And for fostering such expansion, how are women artists acknowledged? By once again being eliminated from mainstream shows. Nothing raises my hackles more than counting the number of women in shows. I hate counting. I was bad at math. But after hearing about the Zeitgeist Image, I started counting every expressionist woman artist I could think of (and some of them aren't neo-) and, with help from friends, came up with enough names so that we'll never again have to hear, from men curators, "But there are no women expressionists." I append this list for use by any curator, foreign or domestic, with plans to organize another Neo-Expressionism show. I'll define Expressionism briefly: It's an individual's subjective responses to a situation, usually characterized by a violent handling of paint or sculptural material, and often an aggressive juxtaposition of disparate media (Voice critic Roberta Smith, in her aptly titled review in last week's paper, Everyman's Land, mused that what some people mean by "Expressionism" is everything except flat-painted geometric renderings). Perhaps it's this violence and assertiveness that male curators would prefer remain in the realm of the masculine, which is why they can neither acknowledge nor validate such art made by women. If a man does it, it's Oedipal. If a woman does it, it's threatening.

The systematic exclusion of women expressionist artists deliberately distorts the contemporary situation: a few well-funded male curators have chosen not to look at women. But in fact the art world in the last decade is as profoundly changed as the art. There are more women artists—artists of quality—than ever before. Each of the art journals is now helmed by women: Betsy Baker and Joan Simon at Art in America, Alexandra Anderson and Denise Martin at Portfolio, Amy Newman at Art News, Amy Baker and Ingrid Sischy at Artforum, Isolde McNicholl at Art and Auction. Among the museums: Diane Waldman steers the Guggenheim, Gail Levin and Barbara Haskell are Whitney curators, Barbara Rose and Linda Cathcart have important positions at Texas museums, Stephanie Barron is at L.A. County, Phyllis Rosenzweig and Miranda McClintic at the Hirshhorn, Jane Livingston at the Corcoran, Marcia Tucker at the New Museum, Janet Kardon at Penn's ICA, and Anne d'Harnoncourt at the Philadelphia Museum.
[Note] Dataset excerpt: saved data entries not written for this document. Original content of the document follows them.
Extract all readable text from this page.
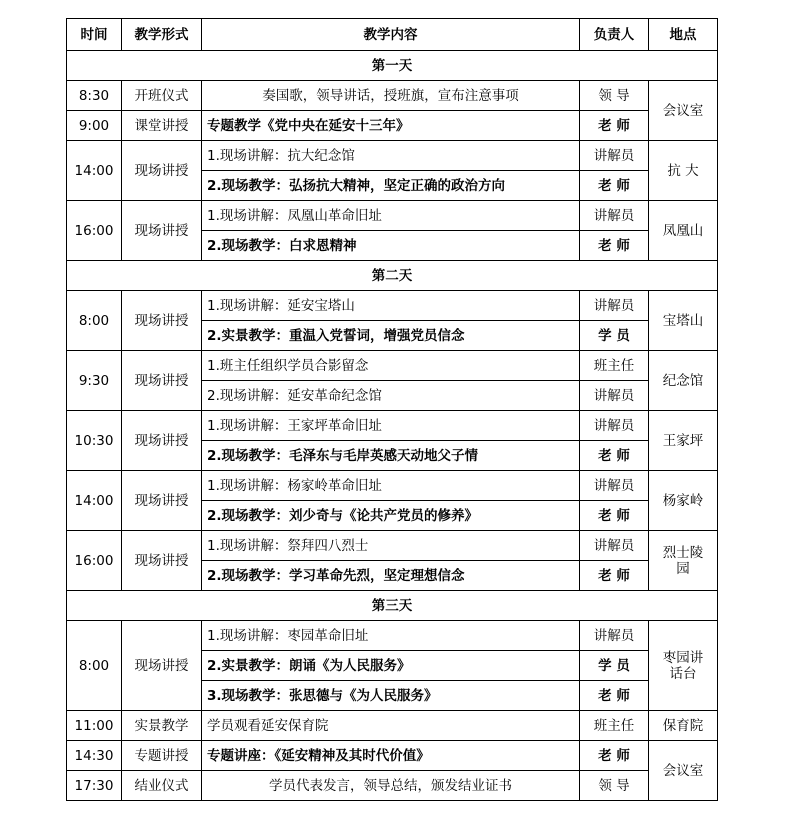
时间	教学形式	教学内容	负责人	地点
第一天				
8:30	开班仪式	奏国歌，领导讲话，授班旗，宣布注意事项	领 导	会议室
9:00	课堂讲授	专题教学《党中央在延安十三年》	老 师	
14:00	现场讲授	1.现场讲解：抗大纪念馆	讲解员	抗 大
		2.现场教学：弘扬抗大精神，坚定正确的政治方向	老 师	
16:00	现场讲授	1.现场讲解：凤凰山革命旧址	讲解员	凤凰山
		2.现场教学：白求恩精神	老 师	
第二天				
8:00	现场讲授	1.现场讲解：延安宝塔山	讲解员	宝塔山
		2.实景教学：重温入党誓词，增强党员信念	学 员	
9:30	现场讲授	1.班主任组织学员合影留念	班主任	纪念馆
		2.现场讲解：延安革命纪念馆	讲解员	
10:30	现场讲授	1.现场讲解：王家坪革命旧址	讲解员	王家坪
		2.现场教学：毛泽东与毛岸英感天动地父子情	老 师	
14:00	现场讲授	1.现场讲解：杨家岭革命旧址	讲解员	杨家岭
		2.现场教学：刘少奇与《论共产党员的修养》	老 师	
16:00	现场讲授	1.现场讲解：祭拜四八烈士	讲解员	烈士陵园
		2.现场教学：学习革命先烈，坚定理想信念	老 师	
第三天				
8:00	现场讲授	1.现场讲解：枣园革命旧址	讲解员	枣园讲话台
		2.实景教学：朗诵《为人民服务》	学 员	
		3.现场教学：张思德与《为人民服务》	老 师	
11:00	实景教学	学员观看延安保育院	班主任	保育院
14:30	专题讲授	专题讲座：《延安精神及其时代价值》	老 师	会议室
17:30	结业仪式	学员代表发言，领导总结，颁发结业证书	领 导	
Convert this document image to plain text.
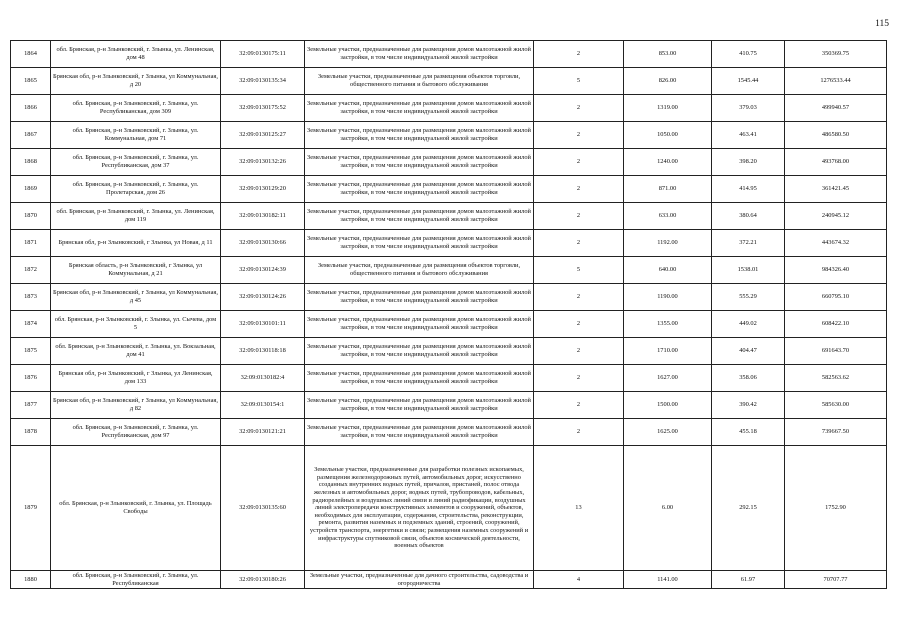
115
1864	обл. Брянская, р-н Злынковский, г. Злынка, ул. Ленинская, дом 48	32:09:0130175:11	Земельные участки, предназначенные для размещения домов малоэтажной жилой застройки, в том числе индивидуальной жилой застройки	2	853.00	410.75	350369.75
1865	Брянская обл, р-н Злынковский, г Злынка, ул Коммунальная, д 20	32:09:0130135:34	Земельные участки, предназначенные для размещения объектов торговли, общественного питания и бытового обслуживания	5	826.00	1545.44	1276533.44
1866	обл. Брянская, р-н Злынковский, г. Злынка, ул. Республиканская, дом 309	32:09:0130175:52	Земельные участки, предназначенные для размещения домов малоэтажной жилой застройки, в том числе индивидуальной жилой застройки	2	1319.00	379.03	499940.57
1867	обл. Брянская, р-н Злынковский, г. Злынка, ул. Коммунальная, дом 71	32:09:0130125:27	Земельные участки, предназначенные для размещения домов малоэтажной жилой застройки, в том числе индивидуальной жилой застройки	2	1050.00	463.41	486580.50
1868	обл. Брянская, р-н Злынковский, г. Злынка, ул. Республиканская, дом 37	32:09:0130132:26	Земельные участки, предназначенные для размещения домов малоэтажной жилой застройки, в том числе индивидуальной жилой застройки	2	1240.00	398.20	493768.00
1869	обл. Брянская, р-н Злынковский, г. Злынка, ул. Пролетарская, дом 26	32:09:0130129:20	Земельные участки, предназначенные для размещения домов малоэтажной жилой застройки, в том числе индивидуальной жилой застройки	2	871.00	414.95	361421.45
1870	обл. Брянская, р-н Злынковский, г. Злынка, ул. Ленинская, дом 119	32:09:0130182:11	Земельные участки, предназначенные для размещения домов малоэтажной жилой застройки, в том числе индивидуальной жилой застройки	2	633.00	380.64	240945.12
1871	Брянская обл, р-н Злынковский, г Злынка, ул Новая, д 11	32:09:0130130:66	Земельные участки, предназначенные для размещения домов малоэтажной жилой застройки, в том числе индивидуальной жилой застройки	2	1192.00	372.21	443674.32
1872	Брянская область, р-н Злынковский, г Злынка, ул Коммунальная, д 21	32:09:0130124:39	Земельные участки, предназначенные для размещения объектов торговли, общественного питания и бытового обслуживания	5	640.00	1538.01	984326.40
1873	Брянская обл, р-н Злынковский, г Злынка, ул Коммунальная, д 45	32:09:0130124:26	Земельные участки, предназначенные для размещения домов малоэтажной жилой застройки, в том числе индивидуальной жилой застройки	2	1190.00	555.29	660795.10
1874	обл. Брянская, р-н Злынковский, г. Злынка, ул. Сычева, дом 5	32:09:0130101:11	Земельные участки, предназначенные для размещения домов малоэтажной жилой застройки, в том числе индивидуальной жилой застройки	2	1355.00	449.02	608422.10
1875	обл. Брянская, р-н Злынковский, г. Злынка, ул. Вокзальная, дом 41	32:09:0130118:18	Земельные участки, предназначенные для размещения домов малоэтажной жилой застройки, в том числе индивидуальной жилой застройки	2	1710.00	404.47	691643.70
1876	Брянская обл, р-н Злынковский, г Злынка, ул Ленинская, дом 133	32:09:0130182:4	Земельные участки, предназначенные для размещения домов малоэтажной жилой застройки, в том числе индивидуальной жилой застройки	2	1627.00	358.06	582563.62
1877	Брянская обл, р-н Злынковский, г Злынка, ул Коммунальная, д 82	32:09:0130154:1	Земельные участки, предназначенные для размещения домов малоэтажной жилой застройки, в том числе индивидуальной жилой застройки	2	1500.00	390.42	585630.00
1878	обл. Брянская, р-н Злынковский, г. Злынка, ул. Республиканская, дом 97	32:09:0130121:21	Земельные участки, предназначенные для размещения домов малоэтажной жилой застройки, в том числе индивидуальной жилой застройки	2	1625.00	455.18	739667.50
1879	обл. Брянская, р-н Злынковский, г. Злынка, ул. Площадь Свободы	32:09:0130135:60	Земельные участки, предназначенные для разработки полезных ископаемых, размещения железнодорожных путей, автомобильных дорог, искусственно созданных внутренних водных путей, причалов, пристаней, полос отвода железных и автомобильных дорог, водных путей, трубопроводов, кабельных, радиорелейных и воздушных линий связи и линий радиофикации, воздушных линий электропередачи конструктивных элементов и сооружений, объектов, необходимых для эксплуатации, содержания, строительства, реконструкции, ремонта, развития наземных и подземных зданий, строений, сооружений, устройств транспорта, энергетики и связи; размещения наземных сооружений и инфраструктуры спутниковой связи, объектов космической деятельности, военных объектов	13	6.00	292.15	1752.90
1880	обл. Брянская, р-н Злынковский, г. Злынка, ул. Республиканская	32:09:0130180:26	Земельные участки, предназначенные для дачного строительства, садоводства и огородничества	4	1141.00	61.97	70707.77
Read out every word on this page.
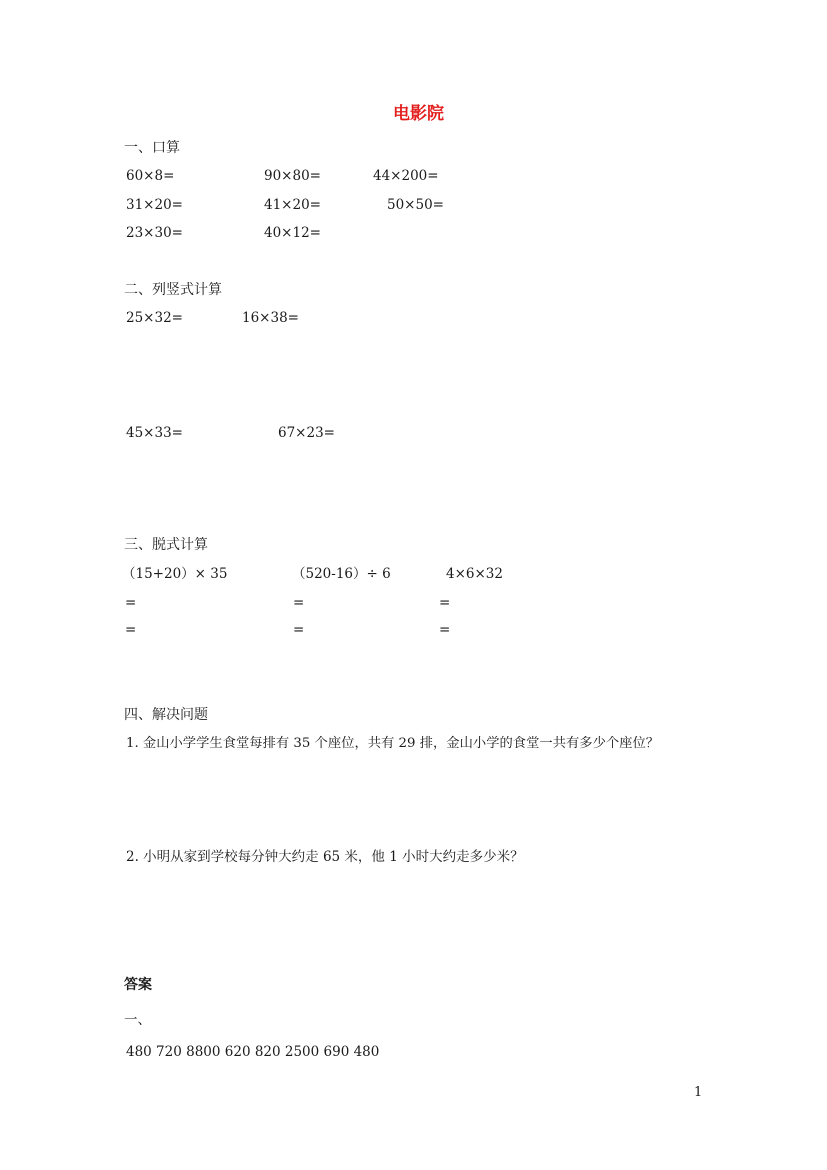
电影院
一、口算
60×8=	90×80=	44×200=
31×20=	41×20=	50×50=
23×30=	40×12=
二、列竖式计算
25×32=	16×38=
45×33=	67×23=
三、脱式计算
（15+20）× 35	（520-16）÷ 6	4×6×32
=	=	=
=	=	=
四、解决问题
1. 金山小学学生食堂每排有 35 个座位，共有 29 排，金山小学的食堂一共有多少个座位？
2. 小明从家到学校每分钟大约走 65 米，他 1 小时大约走多少米？
答案
一、
480 720 8800 620 820 2500 690 480
1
Nationally, the most influential galleries are run by women: Miani Johnson, Holly Solomon, Pat Hamilton, Paula Cooper, Mary Boone, Rebecca Blattberg, Nancy Lurie, and Rosamund Felsen. (Even Mary Boone, at long last, has added two women to her stable.) So why the ritual elimination of women artists from these major shows? I'd like to put the blame on boys, Mame, but we girls are responsible, too, and there are reasons other than male fear at the aggressiveness of women artists that women are being excluded. That oracle of the New Conservatism, The New York Times Sunday Magazine, reveals that the reason "post-feminists" excoriate feminism is because feminists are shrill, strident, militant, and aggressive. Well, it's the militants and aggressors who transform society, and silence that reinforces the status quo. It's feminist stridency that changed the art world in the '70s, and now men are earning most of the profit and press—just as fin-de-siécle expressionist men eclipsed the reputation of Kollqitz, Modersohn-Becker, and Munter. And it's going to happen again, if we don't stay shrill- and aggressive.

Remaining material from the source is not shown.